De pronto se encontró abrazado de sí mismo, temblando y sumido en un llanto insondable. La herida le sangraba y los pantalones los tenía embarrados de excremento y meados. Se puso de pie y se llevó las manos al rostro, percibiendo el mundo como si fuera la primera vez; comprendió que vivía, que aún estaba ahí. Entonces vomitó largamente, sostenido del mismo árbol que hacía un rato fuera la estaca de una horripilante hervencia. Emergió de la maleza vociferando un “auxilio” que se ahogó entre las conversaciones, los ‘beats’ y el pasar de los autos.
Trastabilló hasta cruzar la calle y de allí buscó subir hasta el cuartel de policía aferrado a las piedras del muro que elevaba la Avenida Tres. Empapado de lágrimas, llegó a la esquina sobre la que se alza la Escuela Metálica y se echó de hinojos; luego se deshizo en una imploración que nadie atendería.

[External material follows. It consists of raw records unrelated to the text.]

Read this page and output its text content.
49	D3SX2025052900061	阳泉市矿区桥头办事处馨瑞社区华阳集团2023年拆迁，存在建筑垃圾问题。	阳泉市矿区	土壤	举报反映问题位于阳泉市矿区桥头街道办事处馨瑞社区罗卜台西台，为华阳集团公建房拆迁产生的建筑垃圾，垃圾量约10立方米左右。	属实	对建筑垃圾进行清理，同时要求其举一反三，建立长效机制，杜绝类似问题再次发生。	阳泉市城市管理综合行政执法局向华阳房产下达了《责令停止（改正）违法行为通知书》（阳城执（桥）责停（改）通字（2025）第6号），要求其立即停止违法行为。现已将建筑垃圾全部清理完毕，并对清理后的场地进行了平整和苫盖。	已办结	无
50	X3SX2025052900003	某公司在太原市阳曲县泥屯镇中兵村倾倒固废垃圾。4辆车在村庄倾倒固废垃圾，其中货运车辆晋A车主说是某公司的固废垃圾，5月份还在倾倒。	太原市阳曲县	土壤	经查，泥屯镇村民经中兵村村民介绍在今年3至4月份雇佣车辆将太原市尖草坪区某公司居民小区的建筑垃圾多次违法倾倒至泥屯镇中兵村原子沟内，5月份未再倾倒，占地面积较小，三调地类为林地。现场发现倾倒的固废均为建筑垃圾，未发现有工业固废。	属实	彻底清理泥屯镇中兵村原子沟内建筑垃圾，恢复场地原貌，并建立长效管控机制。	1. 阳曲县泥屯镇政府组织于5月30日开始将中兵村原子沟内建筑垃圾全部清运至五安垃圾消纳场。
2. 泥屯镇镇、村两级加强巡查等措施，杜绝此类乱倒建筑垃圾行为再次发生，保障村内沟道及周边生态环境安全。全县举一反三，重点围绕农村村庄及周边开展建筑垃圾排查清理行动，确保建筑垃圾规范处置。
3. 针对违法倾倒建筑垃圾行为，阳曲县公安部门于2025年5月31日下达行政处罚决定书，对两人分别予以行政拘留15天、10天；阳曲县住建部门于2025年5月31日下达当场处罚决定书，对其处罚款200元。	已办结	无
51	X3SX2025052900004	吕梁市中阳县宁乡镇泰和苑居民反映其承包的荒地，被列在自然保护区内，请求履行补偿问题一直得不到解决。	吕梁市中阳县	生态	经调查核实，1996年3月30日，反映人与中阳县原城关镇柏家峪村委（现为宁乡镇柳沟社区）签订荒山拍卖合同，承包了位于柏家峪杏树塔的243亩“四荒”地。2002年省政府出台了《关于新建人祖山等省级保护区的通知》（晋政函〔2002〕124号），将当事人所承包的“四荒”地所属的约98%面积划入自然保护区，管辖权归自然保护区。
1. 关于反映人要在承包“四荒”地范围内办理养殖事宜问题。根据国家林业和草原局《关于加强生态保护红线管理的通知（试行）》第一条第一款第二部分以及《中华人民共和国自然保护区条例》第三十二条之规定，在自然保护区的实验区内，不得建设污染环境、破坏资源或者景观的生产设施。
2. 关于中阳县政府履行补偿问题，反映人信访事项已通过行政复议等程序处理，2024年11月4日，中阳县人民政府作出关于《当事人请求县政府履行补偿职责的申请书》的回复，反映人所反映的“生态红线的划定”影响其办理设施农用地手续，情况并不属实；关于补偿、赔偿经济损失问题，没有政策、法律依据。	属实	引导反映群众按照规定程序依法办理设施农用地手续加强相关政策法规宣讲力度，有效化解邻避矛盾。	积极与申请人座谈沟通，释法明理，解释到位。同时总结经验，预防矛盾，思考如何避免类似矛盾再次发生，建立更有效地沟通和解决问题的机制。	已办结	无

Apoyando la espalda sobre el muro, se sentó y se palpó la herida. Respiraba con dificultad y el llanto cortaba su aliento; echó entonces la cabeza hacia atrás, relajó los músculos y echó un vistazo al Paseo de las Damas. Los árboles buscaban alcanzarse y las paredes de ladrillo rompían el influjo de la luz en una infinidad de sombras. Los vitrales de Key Largo querían engullir al Parque Morazán, y el Templo de la Música curvaba el tabernáculo celeste.

A lo lejos escuchó un ruido que trascendía el murmurar de lo urbano: los cascos de un caballo golpeaban el asfalto en un andar ocioso. Parecían acercarse, acompañados de bufidos breves, venidos desde el frente de Casa Amarilla. Cada vez más cerca. Extensos en su vaguedad, bulla de lo ineluctable, iban empujando a un transe órfico de notas blancas. Daniel cerró los ojos, inútil en el horror que lo paralizaba, y escuchó la risa lacrimosa de una mujer que devenía en denostos relichos. Quiso entonces convencerse de lo inevitable y se limitó a escuchar el golpeteo de los cascos; seco; hiriente.
Y mientras temblaba, el trote parecía acercarse; sin llegar, siempre parecía acercarse.